EX1A-12 OPN CNSL 6 d552420dex1a12opncnsl.htm EX1A-12 OPN CNSL EX1A-12 OPN CNSL

Exhibit 12.1

 

   

                             STRADLING YOCCA CARLSON & RAUTH, P.C.

                             4365 EXECUTIVE DRIVE, SUITE 1500

                             SAN DIEGO, CA 92121

                             SYCR.COM

  

                        SAN DIEGO

                         858.926.3000

 

                        NEWPORT BEACH

                         949.725.4000

 

                         SACRAMENTO

                         916.449.2350

  

        SAN FRANCISCO

        415.283.2240

 

        SANTA BARBARA

        805.730.6800

 

        SANTA MONICA

        424.214.7000

March 14, 2018

XY – the Findables Company

1133 Columbia Street #205

San Diego, CA 92101

Ladies and Gentlemen:

We have acted as counsel to XY – the Findables Company, a Delaware corporation (the “Company”), in connection with the preparation and filing with the Securities and Exchange Commission (the “Commission”) of the Company’s Offering Statement on Form 1-A (the “Offering Statement”) pursuant to Section 3(b) of the Securities Act of 1933, as amended (the “Act”), including the rules promulgated thereunder. The Offering Statement covers 7,397,697 shares of the Company’s Class A common stock, par value $0.0001 per share (the “Shares”).

In our capacity as such counsel, we have examined and relied upon the originals or copies certified or otherwise identified to our satisfaction, of the Offering Statement, the form of subscription agreement (the “Subscription Agreement”) and such corporate records, documents, certificates and other agreements and instruments as we have deemed necessary or appropriate to enable us to render the opinions hereinafter expressed. In our examination, we have assumed the legal capacity of all natural persons, the genuineness of all signatures (including endorsements), the authenticity of all documents submitted to us as originals and the conformity to original documents of all documents submitted to us as certified, electronic, conformed or photostatic copies and the authenticity of the originals of such documents. In connection with this opinion, we have also assumed that the appropriate certificates are duly filed and recorded in every jurisdiction in which such filing and recordation is required in accordance with the laws of such jurisdictions.
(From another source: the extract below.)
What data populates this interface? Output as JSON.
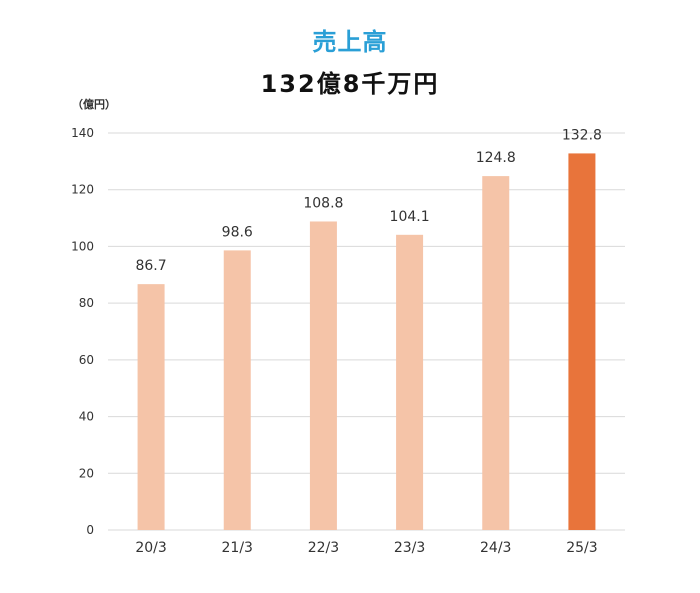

As to any facts material to the opinions expressed herein which we have not independently established or verified, we have relied upon statements and representations of the Company and its officers and other representatives and of public officials and others.

On the basis of such examination, we are of the opinion that, when issued and sold by the Company against payment therefor pursuant to the terms of the Subscription Agreement, the Shares will be validly issued, fully paid and non-assessable.

We are members of the Bar of the State of California and, accordingly, do not purport to be experts on or to be qualified to express any opinion herein concerning, nor do we express any opinion herein concerning, any laws other than the laws of the State of California and the General Corporation Law of the State of Delaware.


We hereby consent to the use of our name in the Offering Statement and we also consent to the filing of this opinion as an exhibit thereto with the Commission. We do not admit in providing such consent that we are included in the category of persons whose consent is required under Section 7 of the Act or the rules and regulations of the Commission.